Convicted Spy for Israel Files for Divorce : Espionage: Ex-Navy man Jonathan Pollard is serving a life sentence. Lawyer for his wife says she was served with papers in her hospital bed.
NEW YORK — Jonathan Pollard, the former Navy intelligence specialist imprisoned for life for spying for Israel, has filed for divorce from his wife, who served three years in prison as an accessory to his crimes, her lawyer said today.
Mark Baker, attorney for Anne Henderson Pollard, 30, said his client was served with divorce papers in her bed at Mount Sinai Hospital on Wednesday by a man who posed as a hospital employee to gain entry to her room. Pollard has been a patient at the hospital for treatment of a chronic gastrointestinal condition, he said.
“She’s in a state of shock,” Baker said. “The papers served her cite irreconcilable differences between her and her husband, whom she hasn’t seen for 3 1/2 years and hasn’t talked to on the phone for four months.

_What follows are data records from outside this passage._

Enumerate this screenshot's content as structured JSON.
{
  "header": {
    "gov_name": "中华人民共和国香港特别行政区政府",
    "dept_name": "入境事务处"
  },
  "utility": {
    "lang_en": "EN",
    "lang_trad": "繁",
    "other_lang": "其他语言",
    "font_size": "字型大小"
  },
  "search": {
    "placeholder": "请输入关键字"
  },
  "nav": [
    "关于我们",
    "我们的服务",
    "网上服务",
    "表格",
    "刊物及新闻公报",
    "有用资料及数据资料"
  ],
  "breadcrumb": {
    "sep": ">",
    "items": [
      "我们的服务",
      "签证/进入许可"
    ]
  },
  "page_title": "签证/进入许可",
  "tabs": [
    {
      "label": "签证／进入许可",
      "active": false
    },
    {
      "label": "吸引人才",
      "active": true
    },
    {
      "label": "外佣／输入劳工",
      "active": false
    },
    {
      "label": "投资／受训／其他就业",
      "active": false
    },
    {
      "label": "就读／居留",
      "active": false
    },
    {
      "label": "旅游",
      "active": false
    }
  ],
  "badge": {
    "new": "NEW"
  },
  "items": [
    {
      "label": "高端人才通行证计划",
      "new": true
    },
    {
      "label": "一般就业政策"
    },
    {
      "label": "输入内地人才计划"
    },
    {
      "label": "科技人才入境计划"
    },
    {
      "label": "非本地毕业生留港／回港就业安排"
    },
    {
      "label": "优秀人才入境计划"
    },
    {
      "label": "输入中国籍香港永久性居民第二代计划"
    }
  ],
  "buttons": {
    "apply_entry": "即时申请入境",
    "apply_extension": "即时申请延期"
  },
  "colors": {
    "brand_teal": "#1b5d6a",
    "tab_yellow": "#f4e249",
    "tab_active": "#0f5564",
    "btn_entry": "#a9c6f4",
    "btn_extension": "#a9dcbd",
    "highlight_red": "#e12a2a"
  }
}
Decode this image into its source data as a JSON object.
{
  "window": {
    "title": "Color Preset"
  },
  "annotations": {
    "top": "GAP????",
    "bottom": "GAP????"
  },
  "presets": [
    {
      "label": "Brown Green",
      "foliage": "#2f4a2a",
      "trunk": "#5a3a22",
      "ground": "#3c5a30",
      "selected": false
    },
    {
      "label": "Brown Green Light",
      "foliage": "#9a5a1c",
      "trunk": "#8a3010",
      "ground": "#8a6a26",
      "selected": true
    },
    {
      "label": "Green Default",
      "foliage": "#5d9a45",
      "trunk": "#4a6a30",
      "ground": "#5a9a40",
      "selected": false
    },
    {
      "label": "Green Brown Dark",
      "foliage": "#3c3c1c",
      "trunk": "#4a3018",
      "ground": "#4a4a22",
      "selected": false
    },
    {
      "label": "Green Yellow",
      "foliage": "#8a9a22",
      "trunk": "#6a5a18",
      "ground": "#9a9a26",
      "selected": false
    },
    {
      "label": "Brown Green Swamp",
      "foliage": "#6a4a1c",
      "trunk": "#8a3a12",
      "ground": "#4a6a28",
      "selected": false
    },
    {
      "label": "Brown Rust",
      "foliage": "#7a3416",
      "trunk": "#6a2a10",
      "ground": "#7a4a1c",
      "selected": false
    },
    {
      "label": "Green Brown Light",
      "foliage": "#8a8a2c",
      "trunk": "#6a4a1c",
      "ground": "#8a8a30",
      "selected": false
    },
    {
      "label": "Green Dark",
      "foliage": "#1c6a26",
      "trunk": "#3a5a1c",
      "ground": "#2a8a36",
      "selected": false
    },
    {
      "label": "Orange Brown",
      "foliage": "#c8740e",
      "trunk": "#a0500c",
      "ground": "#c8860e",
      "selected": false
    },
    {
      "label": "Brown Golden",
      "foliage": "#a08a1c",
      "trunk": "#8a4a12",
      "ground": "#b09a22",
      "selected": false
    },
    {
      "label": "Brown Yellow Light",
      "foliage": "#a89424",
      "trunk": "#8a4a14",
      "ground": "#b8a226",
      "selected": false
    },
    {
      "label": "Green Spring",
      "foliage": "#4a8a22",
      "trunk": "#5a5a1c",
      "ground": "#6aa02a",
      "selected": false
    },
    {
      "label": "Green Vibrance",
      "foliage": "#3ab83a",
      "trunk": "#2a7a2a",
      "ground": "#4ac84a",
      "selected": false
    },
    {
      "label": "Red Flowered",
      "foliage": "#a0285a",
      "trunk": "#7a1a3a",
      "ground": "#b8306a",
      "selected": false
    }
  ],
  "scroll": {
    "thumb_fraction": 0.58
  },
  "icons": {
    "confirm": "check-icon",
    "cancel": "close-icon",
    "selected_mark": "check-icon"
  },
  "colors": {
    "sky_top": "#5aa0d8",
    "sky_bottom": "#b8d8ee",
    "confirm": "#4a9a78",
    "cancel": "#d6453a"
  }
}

There’s been almost no contact, so how could there be irreconcilable differences?”
Baker said Pollard had not made up her mind whether to contest the suit and will concentrate her efforts on going to Israel to get medical treatment. He described her as destitute and said an insurance company in Israel has offered to pay her medical costs there.
Jonathan Pollard, 34, is in solitary confinement at the maximum security prison in Marion, Ill.
He and his wife had been married for only four months and were living in Washington when he was charged with turning over top-secret documents to the Israelis in return for money to finance a lavish lifestyle.
His wife was not implicated directly in the spy charges on which her husband was convicted but tried to help him flee the country and destroy documents. She pleaded guilty to accessory charges in the hope that it would help her husband get a more lenient sentence, her lawyer said. She served a three-year prison term.
Anne Pollard was released March 31 from a halfway house.